When doing research on how people who identify as Native American celebrate Thanksgiving, I found that it varies from family to family, and I certainly would not make a generalization about an entire group of people. But, according to Newsweek, “Native Americans say the day is not a holiday but rather a celebration built on a lie, one they would rather spend indulging in some self-care instead of turkey and yams. Some even refer to the day as Day of Mourning or Unthanksgiving Day.” It is regarded as a time for reflection, rather than celebration, and a time to acknowledge the culture. Being as the Voyagers from Europe colonized and forced their religious beliefs upon them. In a 2015 paper by Roxanne Dunbar-Ortiz, the author of “An Indigenous Peoples’ History of the United States,” made the estimate that, “…the population of indigenous people was decimated by 90 percent in the Americas from 100 million to 10 million upon colonization. As of 2011, the United States Census Bureau counted 5.1 million Native Americans living in the U.S.” Through the pillaging of villages and killing of people, including women and children, and colonization of agricultural land, human rights were taken far too lightly. It was an absolute awful time, that cannot be validated by claiming it was an inevitable occasion in history. Yes, it probably would have been colonized. No, it did NOT have to be done in this brutal way.

Native and Indigenous people are still facing racism through the means of racist slurs, people and tribes being used as mascots for sports teams, and being paraded around on backs of jerseys, as well as being played as characters with extremely inaccurate representation.
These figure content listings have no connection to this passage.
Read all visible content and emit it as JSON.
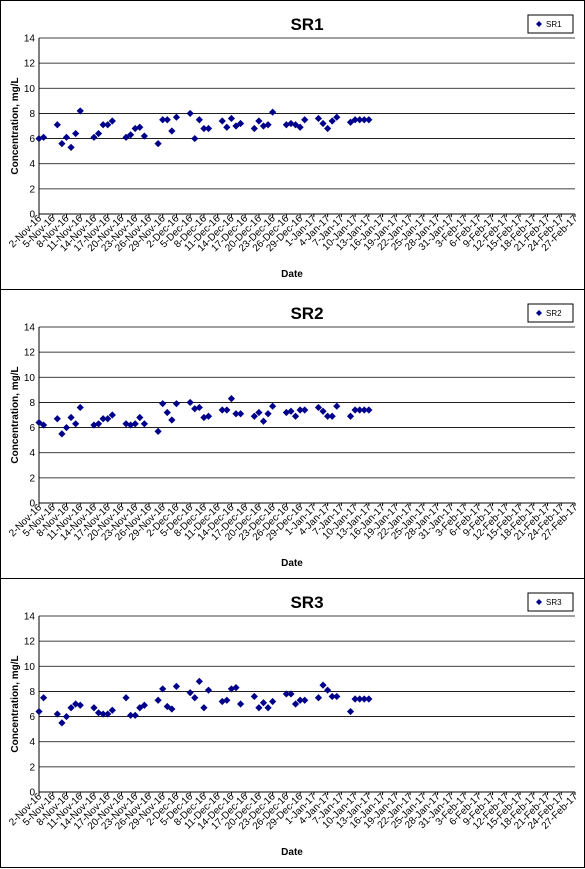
{
  "chart_data": [
    {
      "type": "scatter",
      "title": "SR1",
      "xlabel": "Date",
      "ylabel": "Concentration, mg/L",
      "ylim": [
        0,
        14
      ],
      "yticks": [
        0,
        2,
        4,
        6,
        8,
        10,
        12,
        14
      ],
      "xticks": [
        "2-Nov-16",
        "5-Nov-16",
        "8-Nov-16",
        "11-Nov-16",
        "14-Nov-16",
        "17-Nov-16",
        "20-Nov-16",
        "23-Nov-16",
        "26-Nov-16",
        "29-Nov-16",
        "2-Dec-16",
        "5-Dec-16",
        "8-Dec-16",
        "11-Dec-16",
        "14-Dec-16",
        "17-Dec-16",
        "20-Dec-16",
        "23-Dec-16",
        "26-Dec-16",
        "29-Dec-16",
        "1-Jan-17",
        "4-Jan-17",
        "7-Jan-17",
        "10-Jan-17",
        "13-Jan-17",
        "16-Jan-17",
        "19-Jan-17",
        "22-Jan-17",
        "25-Jan-17",
        "28-Jan-17",
        "31-Jan-17",
        "3-Feb-17",
        "6-Feb-17",
        "9-Feb-17",
        "12-Feb-17",
        "15-Feb-17",
        "18-Feb-17",
        "21-Feb-17",
        "24-Feb-17",
        "27-Feb-17"
      ],
      "grid": true,
      "legend": "top-right",
      "marker_color": "#00008B",
      "series": [
        {
          "name": "SR1",
          "x": [
            "2-Nov-16",
            "3-Nov-16",
            "6-Nov-16",
            "7-Nov-16",
            "8-Nov-16",
            "9-Nov-16",
            "10-Nov-16",
            "11-Nov-16",
            "14-Nov-16",
            "15-Nov-16",
            "16-Nov-16",
            "17-Nov-16",
            "18-Nov-16",
            "21-Nov-16",
            "22-Nov-16",
            "23-Nov-16",
            "24-Nov-16",
            "25-Nov-16",
            "28-Nov-16",
            "29-Nov-16",
            "30-Nov-16",
            "1-Dec-16",
            "2-Dec-16",
            "5-Dec-16",
            "6-Dec-16",
            "7-Dec-16",
            "8-Dec-16",
            "9-Dec-16",
            "12-Dec-16",
            "13-Dec-16",
            "14-Dec-16",
            "15-Dec-16",
            "16-Dec-16",
            "19-Dec-16",
            "20-Dec-16",
            "21-Dec-16",
            "22-Dec-16",
            "23-Dec-16",
            "26-Dec-16",
            "27-Dec-16",
            "28-Dec-16",
            "29-Dec-16",
            "30-Dec-16",
            "2-Jan-17",
            "3-Jan-17",
            "4-Jan-17",
            "5-Jan-17",
            "6-Jan-17",
            "9-Jan-17",
            "10-Jan-17",
            "11-Jan-17",
            "12-Jan-17",
            "13-Jan-17"
          ],
          "y": [
            6.0,
            6.1,
            7.1,
            5.6,
            6.1,
            5.3,
            6.4,
            8.2,
            6.1,
            6.4,
            7.1,
            7.1,
            7.4,
            6.1,
            6.3,
            6.8,
            6.9,
            6.2,
            5.6,
            7.5,
            7.5,
            6.6,
            7.7,
            8.0,
            6.0,
            7.5,
            6.8,
            6.8,
            7.4,
            6.9,
            7.6,
            7.0,
            7.2,
            6.8,
            7.4,
            7.0,
            7.1,
            8.1,
            7.1,
            7.2,
            7.1,
            6.9,
            7.5,
            7.6,
            7.2,
            6.8,
            7.4,
            7.7,
            7.3,
            7.5,
            7.5,
            7.5,
            7.5
          ]
        }
      ]
    },
    {
      "type": "scatter",
      "title": "SR2",
      "xlabel": "Date",
      "ylabel": "Concentration, mg/L",
      "ylim": [
        0,
        14
      ],
      "yticks": [
        0,
        2,
        4,
        6,
        8,
        10,
        12,
        14
      ],
      "xticks": [
        "2-Nov-16",
        "5-Nov-16",
        "8-Nov-16",
        "11-Nov-16",
        "14-Nov-16",
        "17-Nov-16",
        "20-Nov-16",
        "23-Nov-16",
        "26-Nov-16",
        "29-Nov-16",
        "2-Dec-16",
        "5-Dec-16",
        "8-Dec-16",
        "11-Dec-16",
        "14-Dec-16",
        "17-Dec-16",
        "20-Dec-16",
        "23-Dec-16",
        "26-Dec-16",
        "29-Dec-16",
        "1-Jan-17",
        "4-Jan-17",
        "7-Jan-17",
        "10-Jan-17",
        "13-Jan-17",
        "16-Jan-17",
        "19-Jan-17",
        "22-Jan-17",
        "25-Jan-17",
        "28-Jan-17",
        "31-Jan-17",
        "3-Feb-17",
        "6-Feb-17",
        "9-Feb-17",
        "12-Feb-17",
        "15-Feb-17",
        "18-Feb-17",
        "21-Feb-17",
        "24-Feb-17",
        "27-Feb-17"
      ],
      "grid": true,
      "legend": "top-right",
      "marker_color": "#00008B",
      "series": [
        {
          "name": "SR2",
          "x": [
            "2-Nov-16",
            "3-Nov-16",
            "6-Nov-16",
            "7-Nov-16",
            "8-Nov-16",
            "9-Nov-16",
            "10-Nov-16",
            "11-Nov-16",
            "14-Nov-16",
            "15-Nov-16",
            "16-Nov-16",
            "17-Nov-16",
            "18-Nov-16",
            "21-Nov-16",
            "22-Nov-16",
            "23-Nov-16",
            "24-Nov-16",
            "25-Nov-16",
            "28-Nov-16",
            "29-Nov-16",
            "30-Nov-16",
            "1-Dec-16",
            "2-Dec-16",
            "5-Dec-16",
            "6-Dec-16",
            "7-Dec-16",
            "8-Dec-16",
            "9-Dec-16",
            "12-Dec-16",
            "13-Dec-16",
            "14-Dec-16",
            "15-Dec-16",
            "16-Dec-16",
            "19-Dec-16",
            "20-Dec-16",
            "21-Dec-16",
            "22-Dec-16",
            "23-Dec-16",
            "26-Dec-16",
            "27-Dec-16",
            "28-Dec-16",
            "29-Dec-16",
            "30-Dec-16",
            "2-Jan-17",
            "3-Jan-17",
            "4-Jan-17",
            "5-Jan-17",
            "6-Jan-17",
            "9-Jan-17",
            "10-Jan-17",
            "11-Jan-17",
            "12-Jan-17",
            "13-Jan-17"
          ],
          "y": [
            6.4,
            6.2,
            6.7,
            5.5,
            6.0,
            6.8,
            6.3,
            7.6,
            6.2,
            6.3,
            6.7,
            6.7,
            7.0,
            6.3,
            6.2,
            6.3,
            6.8,
            6.3,
            5.7,
            7.9,
            7.2,
            6.6,
            7.9,
            8.0,
            7.5,
            7.6,
            6.8,
            6.9,
            7.4,
            7.4,
            8.3,
            7.1,
            7.1,
            6.9,
            7.2,
            6.5,
            7.1,
            7.7,
            7.2,
            7.3,
            6.9,
            7.4,
            7.4,
            7.6,
            7.3,
            6.9,
            6.9,
            7.7,
            6.9,
            7.4,
            7.4,
            7.4,
            7.4
          ]
        }
      ]
    },
    {
      "type": "scatter",
      "title": "SR3",
      "xlabel": "Date",
      "ylabel": "Concentration, mg/L",
      "ylim": [
        0,
        14
      ],
      "yticks": [
        0,
        2,
        4,
        6,
        8,
        10,
        12,
        14
      ],
      "xticks": [
        "2-Nov-16",
        "5-Nov-16",
        "8-Nov-16",
        "11-Nov-16",
        "14-Nov-16",
        "17-Nov-16",
        "20-Nov-16",
        "23-Nov-16",
        "26-Nov-16",
        "29-Nov-16",
        "2-Dec-16",
        "5-Dec-16",
        "8-Dec-16",
        "11-Dec-16",
        "14-Dec-16",
        "17-Dec-16",
        "20-Dec-16",
        "23-Dec-16",
        "26-Dec-16",
        "29-Dec-16",
        "1-Jan-17",
        "4-Jan-17",
        "7-Jan-17",
        "10-Jan-17",
        "13-Jan-17",
        "16-Jan-17",
        "19-Jan-17",
        "22-Jan-17",
        "25-Jan-17",
        "28-Jan-17",
        "31-Jan-17",
        "3-Feb-17",
        "6-Feb-17",
        "9-Feb-17",
        "12-Feb-17",
        "15-Feb-17",
        "18-Feb-17",
        "21-Feb-17",
        "24-Feb-17",
        "27-Feb-17"
      ],
      "grid": true,
      "legend": "top-right",
      "marker_color": "#00008B",
      "series": [
        {
          "name": "SR3",
          "x": [
            "2-Nov-16",
            "3-Nov-16",
            "6-Nov-16",
            "7-Nov-16",
            "8-Nov-16",
            "9-Nov-16",
            "10-Nov-16",
            "11-Nov-16",
            "14-Nov-16",
            "15-Nov-16",
            "16-Nov-16",
            "17-Nov-16",
            "18-Nov-16",
            "21-Nov-16",
            "22-Nov-16",
            "23-Nov-16",
            "24-Nov-16",
            "25-Nov-16",
            "28-Nov-16",
            "29-Nov-16",
            "30-Nov-16",
            "1-Dec-16",
            "2-Dec-16",
            "5-Dec-16",
            "6-Dec-16",
            "7-Dec-16",
            "8-Dec-16",
            "9-Dec-16",
            "12-Dec-16",
            "13-Dec-16",
            "14-Dec-16",
            "15-Dec-16",
            "16-Dec-16",
            "19-Dec-16",
            "20-Dec-16",
            "21-Dec-16",
            "22-Dec-16",
            "23-Dec-16",
            "26-Dec-16",
            "27-Dec-16",
            "28-Dec-16",
            "29-Dec-16",
            "30-Dec-16",
            "2-Jan-17",
            "3-Jan-17",
            "4-Jan-17",
            "5-Jan-17",
            "6-Jan-17",
            "9-Jan-17",
            "10-Jan-17",
            "11-Jan-17",
            "12-Jan-17",
            "13-Jan-17"
          ],
          "y": [
            6.4,
            7.5,
            6.2,
            5.5,
            6.0,
            6.7,
            7.0,
            6.9,
            6.7,
            6.3,
            6.2,
            6.2,
            6.5,
            7.5,
            6.1,
            6.1,
            6.7,
            6.9,
            7.3,
            8.2,
            6.8,
            6.6,
            8.4,
            7.9,
            7.5,
            8.8,
            6.7,
            8.1,
            7.2,
            7.3,
            8.2,
            8.3,
            7.0,
            7.6,
            6.7,
            7.1,
            6.7,
            7.2,
            7.8,
            7.8,
            7.0,
            7.3,
            7.3,
            7.5,
            8.5,
            8.1,
            7.6,
            7.6,
            6.4,
            7.4,
            7.4,
            7.4,
            7.4
          ]
        }
      ]
    }
  ]
}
In addition, the clear class separation and large socio-economic disparities. People are currently working to provide better healthcare for Indigenous people who have consistently been ignored. The IHS states, “The American Indian and Alaska Native people have long experienced lower health status when compared with other Americans. Lower life expectancy and the disproportionate disease burden exist perhaps because of inadequate education, disproportionate poverty, discrimination in the delivery of health services, and cultural differences.” This is proof of poor social conditions, and issues rooted in areas such as economic diversity. We need to acknowledge the unfair treatment of Native and Indigenous people throughout our history, whether that be through reservation or displacements camps, racial slurs, or insensitivity to a holiday based on stolen land. There are a lot of ethics involved in Thanksgiving, which could be argued profusely, but I encourage people to be thoughtful about what exactly they are celebrating.